Class WordCount. This class should contain the main method for the program. When it starts, it should open a WordReader stream to get words from the input file. It should then read the words, count them, sort by frequency, and print the results as illustrated earlier. (Details and hints below.) Of course, you should create additional methods besides main and call them as needed. (Feel free to use static methods if it doesn't make sense to create complete objects.) One detail: words that differ only by capitalization should be considered the same word. So if "The" and "the" appear in a file, they should count as two occurrences of the word "the".

WordReader Implementation Hints

The main issue here is how to break the input text into individual words. There are at least two possible approaches.

Read the input one line at a time using readLine(). Use methods in class String to extract individual words as substrings from the input line (methods like substring() and trim()). There are also lots of useful methods in class Character for categorizing characters - isLetter and isWhitespace, for example.
The other possibility is to look at classes StringTokenizer and StreamTokenizer. These are intended to make it "easy" to extract words (tokens) from strings or streams. "Easy" is a bit relative -- it takes some time to learn how to use the tokenizer classes -- but once learned, it's easier than fiddling with substrings and classifying characters.

Which one to use is a matter of personal preference for this assignment.
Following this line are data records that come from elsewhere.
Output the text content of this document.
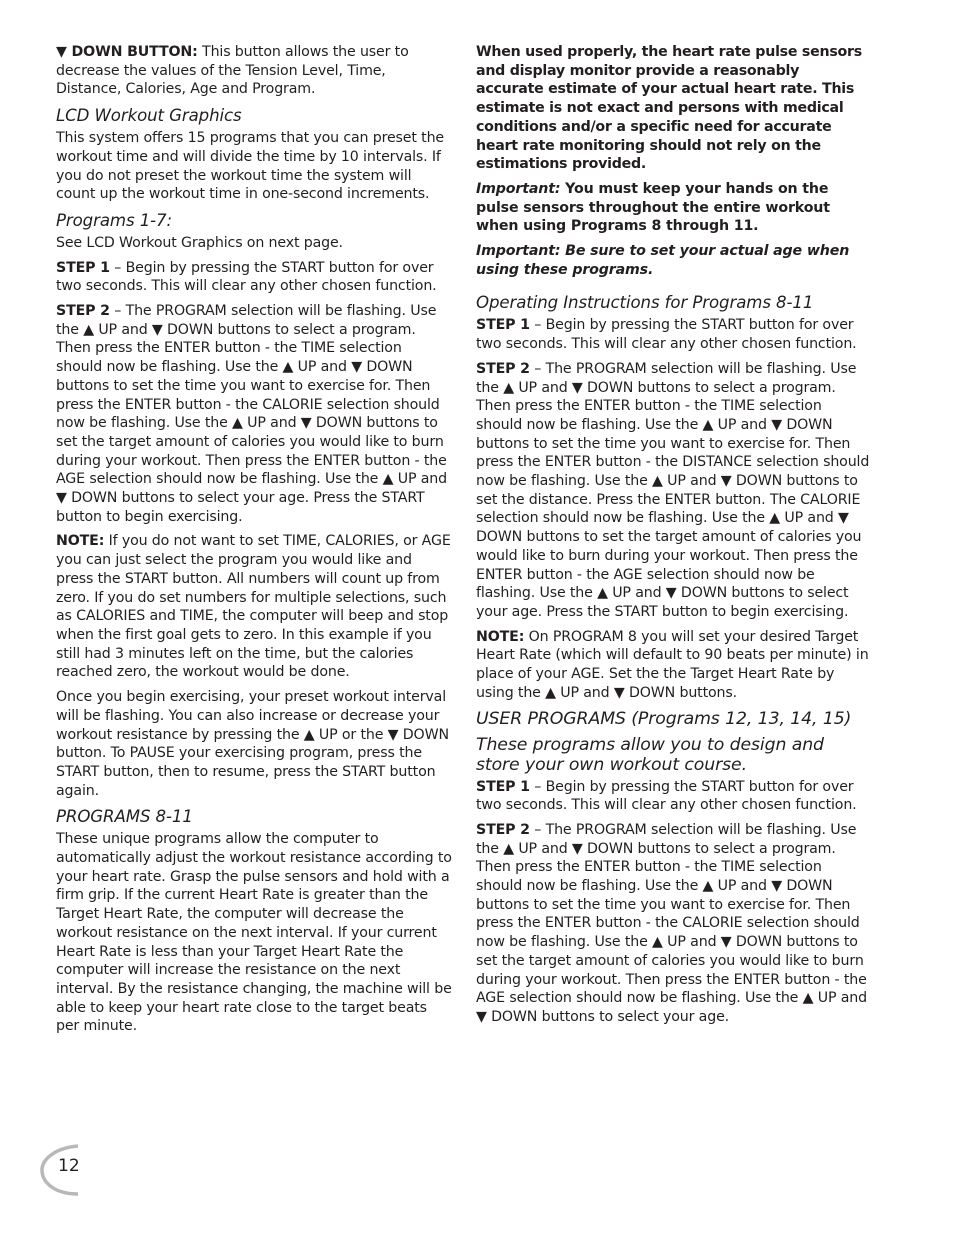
▼ DOWN BUTTON: This button allows the user to decrease the values of the Tension Level, Time, Distance, Calories, Age and Program.

LCD Workout Graphics

This system offers 15 programs that you can preset the workout time and will divide the time by 10 intervals. If you do not preset the workout time the system will count up the workout time in one-second increments.

Programs 1-7:

See LCD Workout Graphics on next page.

STEP 1 – Begin by pressing the START button for over two seconds. This will clear any other chosen function.

STEP 2 – The PROGRAM selection will be flashing. Use the ▲ UP and ▼ DOWN buttons to select a program. Then press the ENTER button - the TIME selection should now be flashing. Use the ▲ UP and ▼ DOWN buttons to set the time you want to exercise for. Then press the ENTER button - the CALORIE selection should now be flashing. Use the ▲ UP and ▼ DOWN buttons to set the target amount of calories you would like to burn during your workout. Then press the ENTER button - the AGE selection should now be flashing. Use the ▲ UP and ▼ DOWN buttons to select your age. Press the START button to begin exercising.

NOTE: If you do not want to set TIME, CALORIES, or AGE you can just select the program you would like and press the START button. All numbers will count up from zero. If you do set numbers for multiple selections, such as CALORIES and TIME, the computer will beep and stop when the first goal gets to zero. In this example if you still had 3 minutes left on the time, but the calories reached zero, the workout would be done.

Once you begin exercising, your preset workout interval will be flashing. You can also increase or decrease your workout resistance by pressing the ▲ UP or the ▼ DOWN button. To PAUSE your exercising program, press the START button, then to resume, press the START button again.

PROGRAMS 8-11

These unique programs allow the computer to automatically adjust the workout resistance according to your heart rate. Grasp the pulse sensors and hold with a firm grip. If the current Heart Rate is greater than the Target Heart Rate, the computer will decrease the workout resistance on the next interval. If your current Heart Rate is less than your Target Heart Rate the computer will increase the resistance on the next interval. By the resistance changing, the machine will be able to keep your heart rate close to the target beats per minute.

When used properly, the heart rate pulse sensors and display monitor provide a reasonably accurate estimate of your actual heart rate. This estimate is not exact and persons with medical conditions and/or a specific need for accurate heart rate monitoring should not rely on the estimations provided.

Important: You must keep your hands on the pulse sensors throughout the entire workout when using Programs 8 through 11.

Important: Be sure to set your actual age when using these programs.

Operating Instructions for Programs 8-11

STEP 1 – Begin by pressing the START button for over two seconds. This will clear any other chosen function.

STEP 2 – The PROGRAM selection will be flashing. Use the ▲ UP and ▼ DOWN buttons to select a program. Then press the ENTER button - the TIME selection should now be flashing. Use the ▲ UP and ▼ DOWN buttons to set the time you want to exercise for. Then press the ENTER button - the DISTANCE selection should now be flashing. Use the ▲ UP and ▼ DOWN buttons to set the distance. Press the ENTER button. The CALORIE selection should now be flashing. Use the ▲ UP and ▼ DOWN buttons to set the target amount of calories you would like to burn during your workout. Then press the ENTER button - the AGE selection should now be flashing. Use the ▲ UP and ▼ DOWN buttons to select your age. Press the START button to begin exercising.

NOTE: On PROGRAM 8 you will set your desired Target Heart Rate (which will default to 90 beats per minute) in place of your AGE. Set the the Target Heart Rate by using the ▲ UP and ▼ DOWN buttons.

USER PROGRAMS (Programs 12, 13, 14, 15)
These programs allow you to design and store your own workout course.

STEP 1 – Begin by pressing the START button for over two seconds. This will clear any other chosen function.

STEP 2 – The PROGRAM selection will be flashing. Use the ▲ UP and ▼ DOWN buttons to select a program. Then press the ENTER button - the TIME selection should now be flashing. Use the ▲ UP and ▼ DOWN buttons to set the time you want to exercise for. Then press the ENTER button - the CALORIE selection should now be flashing. Use the ▲ UP and ▼ DOWN buttons to set the target amount of calories you would like to burn during your workout. Then press the ENTER button - the AGE selection should now be flashing. Use the ▲ UP and ▼ DOWN buttons to select your age.

12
There are useful things to learn and experiences to gain with either approach. You may want to explore both of them to get a sense for which one works best for you before deciding on one or the other.

WordCount Implementation Hints

Store the <word, frequency> pairs in a HashMap. Each word read from the input becomes a key in the map, and the associated value is the number of times the word has been seen in the input text so far.
You will need to use class Integer to turn the integer frequency counts into Objects that can be stored as values in a HashMap. Integer intObj = new Integer(17); creates an Object version of 17; intObj.intValue() extracts the stored int value from the Integer object.
You should convert all words to lowercase letters before using them as a key in the HashMap. That ensures that different capitalizations of the same word are treated the same. The toLowerCase method of class String is ideal for this.
Once you've read the entire input file, you need to extract the <word, frequency> pairs, sort by frequency (and, if you're fancy, alphabetically by word in case of a tie), and print the most frequent pairs. This is where the standard library classes really pay off. For example, HashMap includes a method entrySet() that returns a Set containing all the <key,value> pairs in the HashMap. Set contain a toArray method that returns an array containing its elements. There are various sort methods floating around (see the index of the Javadoc pages), which might be useful (or might not). There are also intriguing classes named SortedMap and SortedSet, which have some interesting properties.You won't need to use all of these things, but, if you think about it a bit, you should find it very easy to convert the list of <word, frequency> pairs into a list of words sorted by frequency.

Written Report

If you turn in the assignment, you must turn in a short report that discusses your program, describes the design, and issues you encountered while working on it. Your report should cover

Planning and operation: How did you organize your code? What design issues did you encounter?
Testing: How did you test your code? What sort of bugs did you encounter? What works and what doesn't? Are there any unresolved problems in the code?
Evaluate this project. What did you learn from it? Was it worth the effort? This could include things you learned about specifications and interfaces, design issues, Java language or library issues, debugging, etc.

A turnin form will be available online. Use it to turn in your files by Monday, December 10, at 10:00 PM. You do not need to hand in a printed copy. Hand in your written report in section on Tuesday, December 11.